July 25, 2013, by Nicola Royan
Comparing technologies of publication
About five and a half centuries ago, printing with moveable type became possible, a result of Johannes Gutenberg’s inventiveness, but also because the necessary materials, including the right kinds of metal to make type, became available. Over the subsequent fifty years or so, this technology spread and became commercially viable: more printed books circulated, especially in such high use areas as grammar school rooms, churches and, certainly by the later sixteenth century, the street, in the form of pamphlets. We are at the moment enjoying a similar change in technology for reading, where digital publication, whether as e-books or PDFs or webpages, appears less expensive, and to have a much greater circulation than print, and where the demise of the codex, that workhorse form of the book with which we are all familiar, is routinely predicted.
I was pondering that earlier technological change at the Early Book Society conference in St Andrews earlier this month (http://www.nyu.edu/projects/EBS/). My current research is considering the reception of humanism (in short, the rediscovery of classical Latin and Greek texts as material to be replicated and re-presented, particularly in the forms of language) in early sixteenth century Scotland. My period of interest corresponds almost exactly to the first appearance of print in Scotland, for although the first Scottish printing press, run by Walter Chepman and Andro Myllar , (http://digital.nls.uk/firstscottishbooks/) was only in business for around ten years, many printed books were imported from the continent, especially but not exclusively from Paris, and quite a few Scottish books (always in Latin) were printed there too.

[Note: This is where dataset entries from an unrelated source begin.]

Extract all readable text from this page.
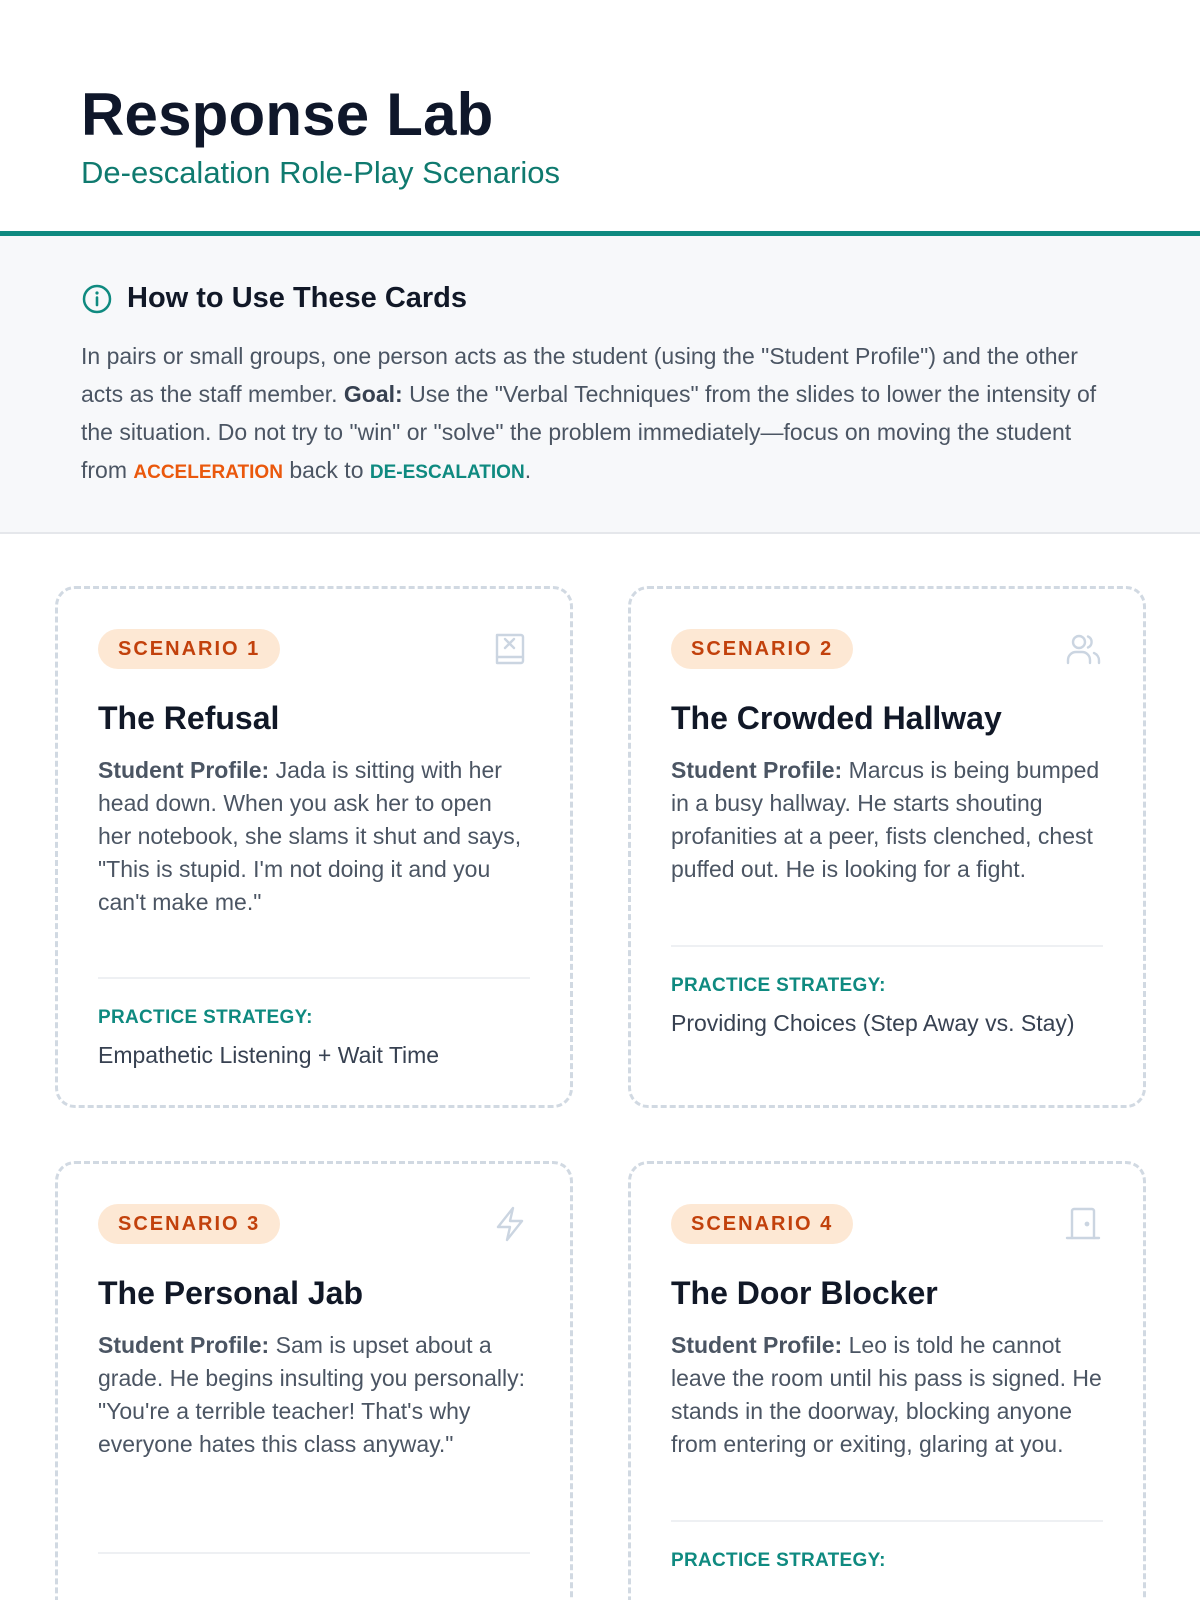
Response Lab
De-escalation Role-Play Scenarios
How to Use These Cards

In pairs or small groups, one person acts as the student (using the "Student Profile") and the other acts as the staff member. Goal: Use the "Verbal Techniques" from the slides to lower the intensity of the situation. Do not try to "win" or "solve" the problem immediately—focus on moving the student from ACCELERATION back to DE-ESCALATION.

SCENARIO 1
The Refusal

Student Profile: Jada is sitting with her head down. When you ask her to open her notebook, she slams it shut and says, "This is stupid. I'm not doing it and you can't make me."

PRACTICE STRATEGY:
Empathetic Listening + Wait Time
SCENARIO 2
The Crowded Hallway

Student Profile: Marcus is being bumped in a busy hallway. He starts shouting profanities at a peer, fists clenched, chest puffed out. He is looking for a fight.

PRACTICE STRATEGY:
Providing Choices (Step Away vs. Stay)
SCENARIO 3
The Personal Jab

Student Profile: Sam is upset about a grade. He begins insulting you personally: "You're a terrible teacher! That's why everyone hates this class anyway."

SCENARIO 4
The Door Blocker

Student Profile: Leo is told he cannot leave the room until his pass is signed. He stands in the doorway, blocking anyone from entering or exiting, glaring at you.

PRACTICE STRATEGY:
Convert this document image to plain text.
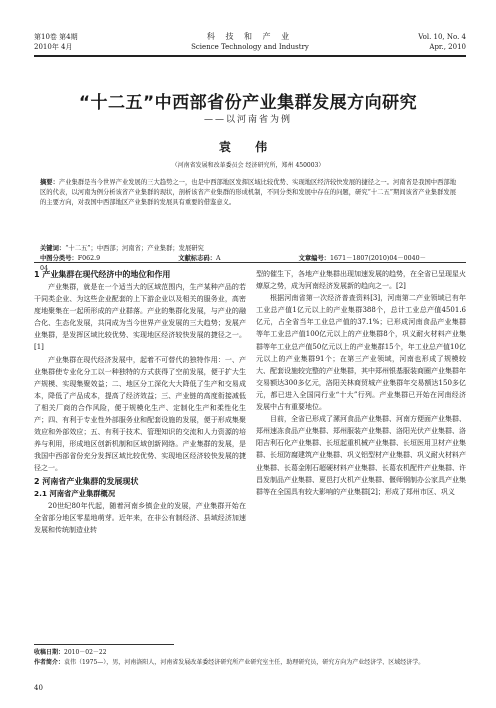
第10卷 第4期
2010年 4月
科 技 和 产 业
Science Technology and Industry
Vol. 10, No. 4
Apr., 2010
“十二五”中西部省份产业集群发展方向研究
——以河南省为例
袁 伟
（河南省发展和改革委员会 经济研究所，郑州 450003）
摘要：产业集群是当今世界产业发展的三大趋势之一，也是中西部地区发挥区域比较优势、实现地区经济较快发展的捷径之一。河南省是我国中西部地区的代表，以河南为例分析该省产业集群的现状，剖析该省产业集群的形成机制，不同分类和发展中存在的问题，研究“十二五”期间该省产业集群发展的主要方向，对我国中西部地区产业集群的发展具有重要的借鉴意义。
关键词：“十二五”；中西部；河南省；产业集群；发展研究
中图分类号：F062.9	文献标志码：A	文章编号：1671－1807(2010)04－0040－04
1 产业集群在现代经济中的地位和作用

产业集群，就是在一个适当大的区域范围内，生产某种产品的若干同类企业、为这些企业配套的上下游企业以及相关的服务业，高密度地聚集在一起所形成的产业群落。产业的集群化发展，与产业的融合化、生态化发展，共同成为当今世界产业发展的三大趋势；发展产业集群，是发挥区域比较优势、实现地区经济较快发展的捷径之一。[1]

产业集群在现代经济发展中，起着不可替代的独特作用：一、产业集群使专业化分工以一种独特的方式获得了空前发展，便于扩大生产规模、实现集聚效益；二、地区分工深化大大降低了生产和交易成本，降低了产品成本，提高了经济效益；三、产业链的高度衔接减低了相关厂商的合作风险，便于规模化生产、定制化生产和柔性化生产；四、有利于专业性外部服务业和配套设施的发展，便于形成集聚效应和外部效应；五、有利于技术、管理知识的交流和人力资源的培养与利用，形成地区创新机制和区域创新网络。产业集群的发展，是我国中西部省份充分发挥区域比较优势、实现地区经济较快发展的捷径之一。

2 河南省产业集群的发展现状
2.1 河南省产业集群概况

20世纪80年代起，随着河南乡镇企业的发展，产业集群开始在全省部分地区零星地萌芽。近年来，在非公有制经济、县域经济加速发展和传统制造业转

型的催生下，各地产业集群出现加速发展的趋势，在全省已呈现星火燎原之势，成为河南经济发展新的趋向之一。[2]

根据河南省第一次经济普查资料[3]，河南第二产业领域已有年工业总产值1亿元以上的产业集群388个，总计工业总产值4501.6亿元，占全省当年工业总产值的37.1%；已形成河南食品产业集群等年工业总产值100亿元以上的产业集群8个，巩义耐火材料产业集群等年工业总产值50亿元以上的产业集群15个，年工业总产值10亿元以上的产业集群91个；在第三产业领域，河南也形成了规模较大、配套设施较完整的产业集群，其中郑州银基服装商圈产业集群年交易额达300多亿元，洛阳关林商贸城产业集群年交易额达150多亿元，都已进入全国同行业“十大”行列。产业集群已开始在河南经济发展中占有重要地位。

目前，全省已形成了漯河食品产业集群、河南方便面产业集群、郑州速冻食品产业集群、郑州服装产业集群、洛阳光伏产业集群、洛阳吉利石化产业集群、长垣起重机械产业集群、长垣医用卫材产业集群、长垣防腐建筑产业集群、巩义铝型材产业集群、巩义耐火材料产业集群、长葛金刚石超硬材料产业集群、长葛农机配件产业集群、许昌发制品产业集群、夏邑打火机产业集群、偃师钢制办公家具产业集群等在全国具有较大影响的产业集群[2]；形成了郑州市区、巩义

收稿日期：2010－02－22
作者简介：袁伟（1975—），男，河南洛阳人，河南省发展改革委经济研究所产业研究室主任，助理研究员，研究方向为产业经济学、区域经济学。
40
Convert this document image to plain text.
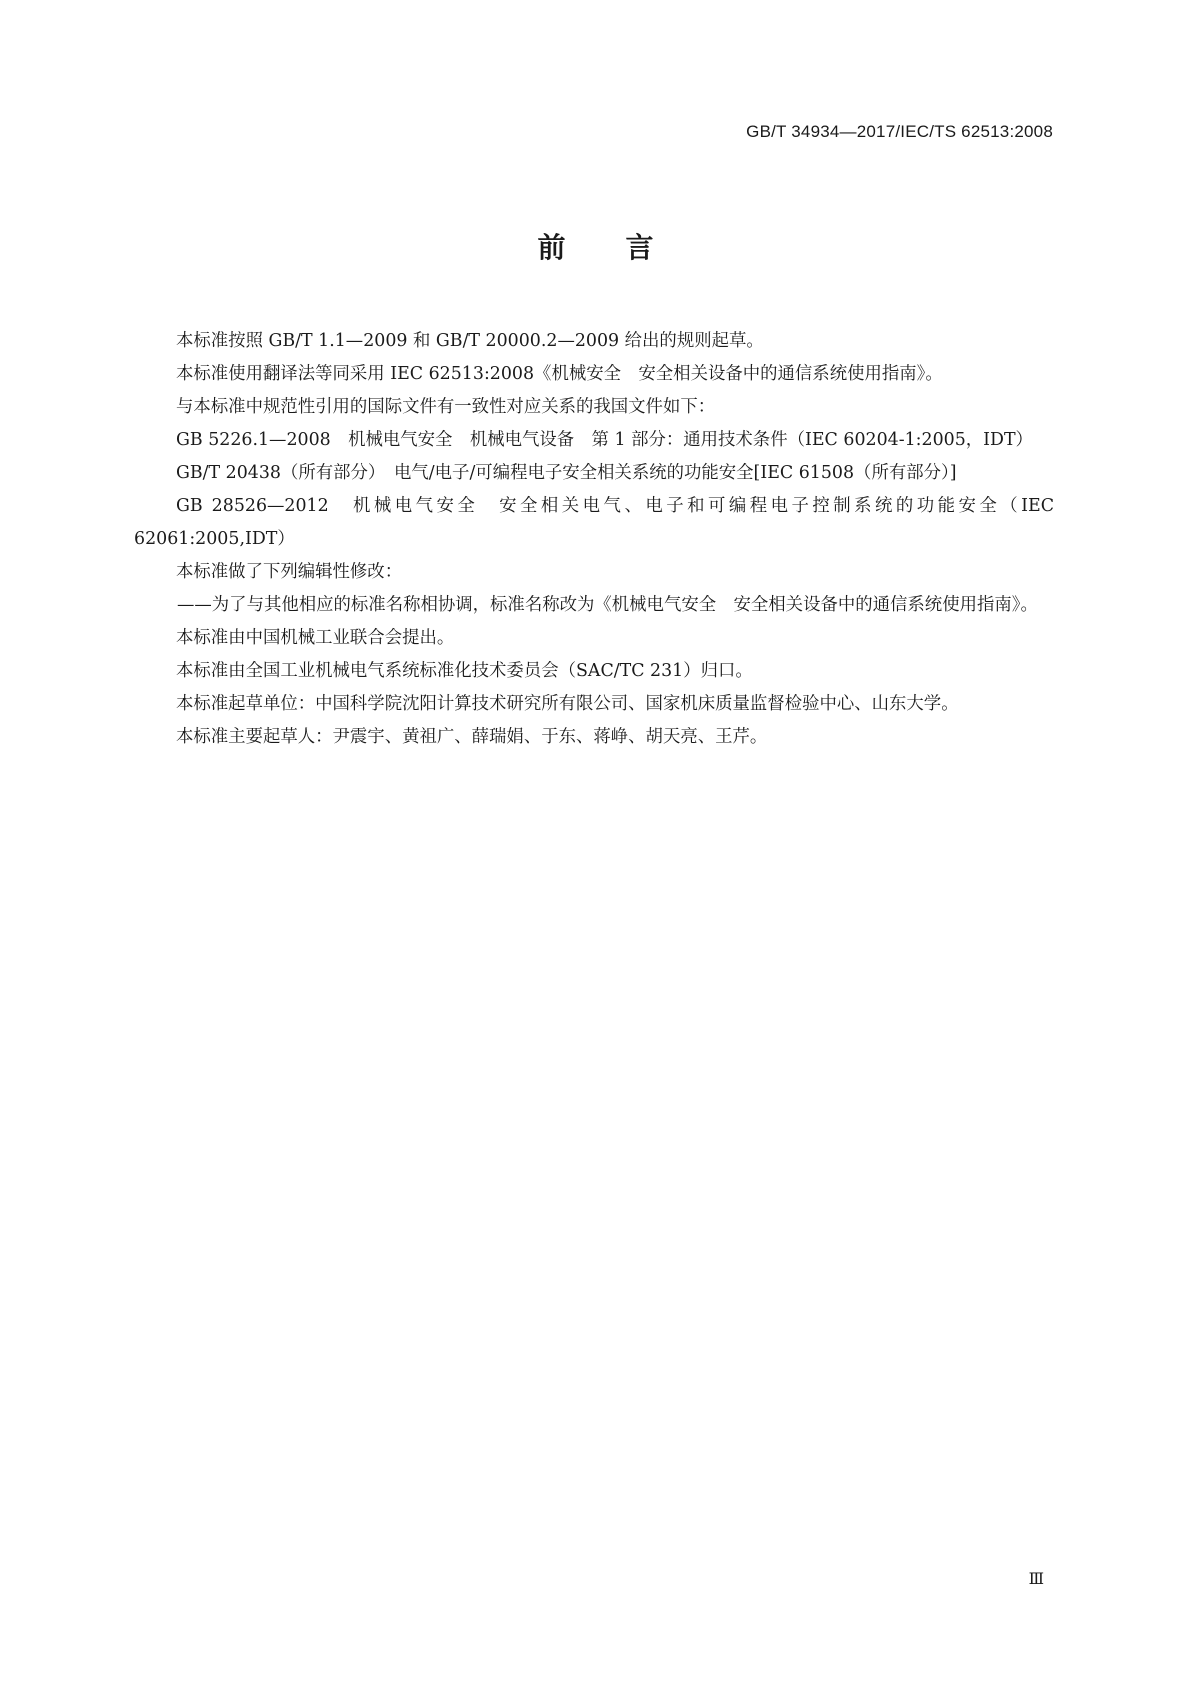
GB/T 34934—2017/IEC/TS 62513:2008
前言

本标准按照 GB/T 1.1—2009 和 GB/T 20000.2—2009 给出的规则起草。

本标准使用翻译法等同采用 IEC 62513:2008《机械安全　安全相关设备中的通信系统使用指南》。

与本标准中规范性引用的国际文件有一致性对应关系的我国文件如下：

GB 5226.1—2008　机械电气安全　机械电气设备　第 1 部分：通用技术条件（IEC 60204-1:2005，IDT）

GB/T 20438（所有部分）　电气/电子/可编程电子安全相关系统的功能安全[IEC 61508（所有部分）]

GB 28526—2012　机械电气安全　安全相关电气、电子和可编程电子控制系统的功能安全（IEC 62061:2005,IDT）

本标准做了下列编辑性修改：

——为了与其他相应的标准名称相协调，标准名称改为《机械电气安全　安全相关设备中的通信系统使用指南》。

本标准由中国机械工业联合会提出。

本标准由全国工业机械电气系统标准化技术委员会（SAC/TC 231）归口。

本标准起草单位：中国科学院沈阳计算技术研究所有限公司、国家机床质量监督检验中心、山东大学。

本标准主要起草人：尹震宇、黄祖广、薛瑞娟、于东、蒋峥、胡天亮、王芹。

Ⅲ
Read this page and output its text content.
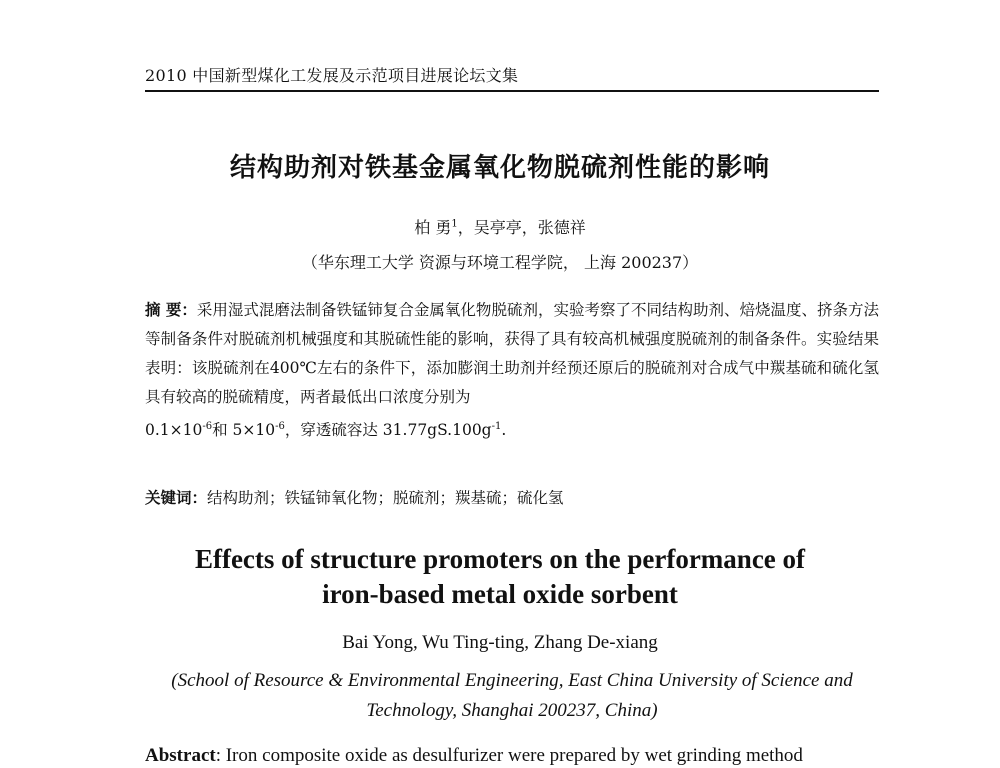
2010 中国新型煤化工发展及示范项目进展论坛文集
结构助剂对铁基金属氧化物脱硫剂性能的影响
柏 勇$^1$，吴亭亭，张德祥
（华东理工大学 资源与环境工程学院， 上海 200237）
摘 要：采用湿式混磨法制备铁锰铈复合金属氧化物脱硫剂，实验考察了不同结构助剂、焙烧温度、挤条方法等制备条件对脱硫剂机械强度和其脱硫性能的影响，获得了具有较高机械强度脱硫剂的制备条件。实验结果表明：该脱硫剂在400℃左右的条件下，添加膨润土助剂并经预还原后的脱硫剂对合成气中羰基硫和硫化氢具有较高的脱硫精度，两者最低出口浓度分别为
$0.1\times 10^{-6}$和 $5\times 10^{-6}$，穿透硫容达 $31.77gS.100g^{-1}$.
关键词：结构助剂；铁锰铈氧化物；脱硫剂；羰基硫；硫化氢
Effects of structure promoters on the performance of
iron-based metal oxide sorbent
Bai Yong, Wu Ting-ting, Zhang De-xiang
(School of Resource & Environmental Engineering, East China University of Science and Technology, Shanghai 200237, China)
Abstract: Iron composite oxide as desulfurizer were prepared by wet grinding method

And yet despite the growth of print, it did not displace immediately displace manuscripts. Until very recently, of course, and the development of portable and quiet means of typing, note-taking was of course almost invariably handwritten; but in addition to this, manuscripts were produced both professionally to order and privately for personal or family interest throughout the sixteenth and seventeenth centuries. Some figures, like Sir Philip Sidney, considered print as rather vulgar, and circulated their own material in manuscript. Marie Maitland, in the 1570s, appears to have collected particular poems into a single manuscript as a tribute to her father, Sir Richard. More commonly, print versions seem to have had a particular attraction as reliable and easy-to-read exemplars, from which scribes could make their own copies: this is a practice we see in the Asloan Manuscript (c. 1513; Edinburgh, National Library of Scotland MS 16500), into which John Asloan looks to have copied texts from Chepman and Myllar prints. Asloan is certainly not unique in this use of print.
Reflecting on the slow and still incomplete substitution of print for manuscript made me reflect on the pace of our current technological change. In some ways, it seems extraordinarily fast: just thinking about the shrinking of mobile phone sizes over thirty years indicates that. On the other hand, print and indeed manuscript still have their place: a publisher observed to me that while a contemporary academic’s office may contain fewer books than it would have done fifty years ago, it has significantly more piles of A4 print-offs. This state of affairs is surely analogous to using print editions as exemplars for manuscripts: print, the hard copy, the codex and even handwritten notes are not dead yet!